Mary. Indeed and surely I will not put him from this door. This is the first time I ever had a house of my own; and I will not send anyone at all from my own door this day.

Martin. Do as you think well yourself. (Mary goes to the door and opens it.) Come in, honest man, and sit down, and a hundred welcomes before you. (The old man comes in, feeling about him as if blind.)

Mary. O Martin, he is blind. May God preserve him!

Old Man. That is so, acushla; I am in my blindness; and it is a tired, vexed, blind man I am. I am going and ever going since morning, and I never found a bit to eat since I rose.

Mary. You did not find a bit to eat since morning! Are you starving?

Old Man. Oh, indeed, there was food to be got if I would take it; but the bit that does not come from a willing heart, there would be no taste on it; and that is what I did not get since morning; but people putting a potato or a bit of bread out of the door to me, as if I was a dog, with the hope I would not stop, but would go away.

Mary.
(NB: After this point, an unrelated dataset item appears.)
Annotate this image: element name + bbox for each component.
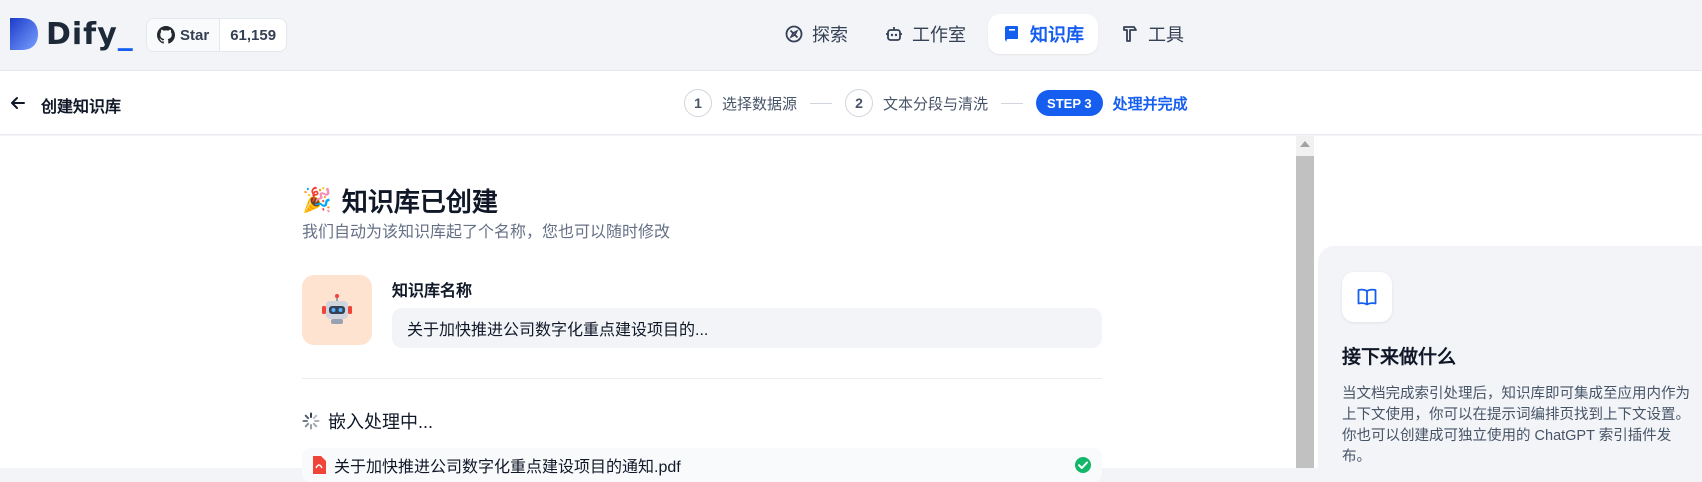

Oh, sit down with us now, and eat with us. Bring him to the table, Martin. (Martin gives his hand to the old man, and gives him a chair, and puts him sitting at the table with themselves. He makes two halves of the cake, and gives a half to the blind man, and one of the eggs. The old man eats eagerly.)

Old Man. I leave my seven hundred thousand blessings on the people of this house. The blessing of God and Mary on them.

Mary. That it may be well with you. O Martin, that is the first blessing I got in my own house. That blessing is better to me than gold.

Old Man. Aurah, is it not beautiful for people to have a house of their own, and to have eyes to look about with?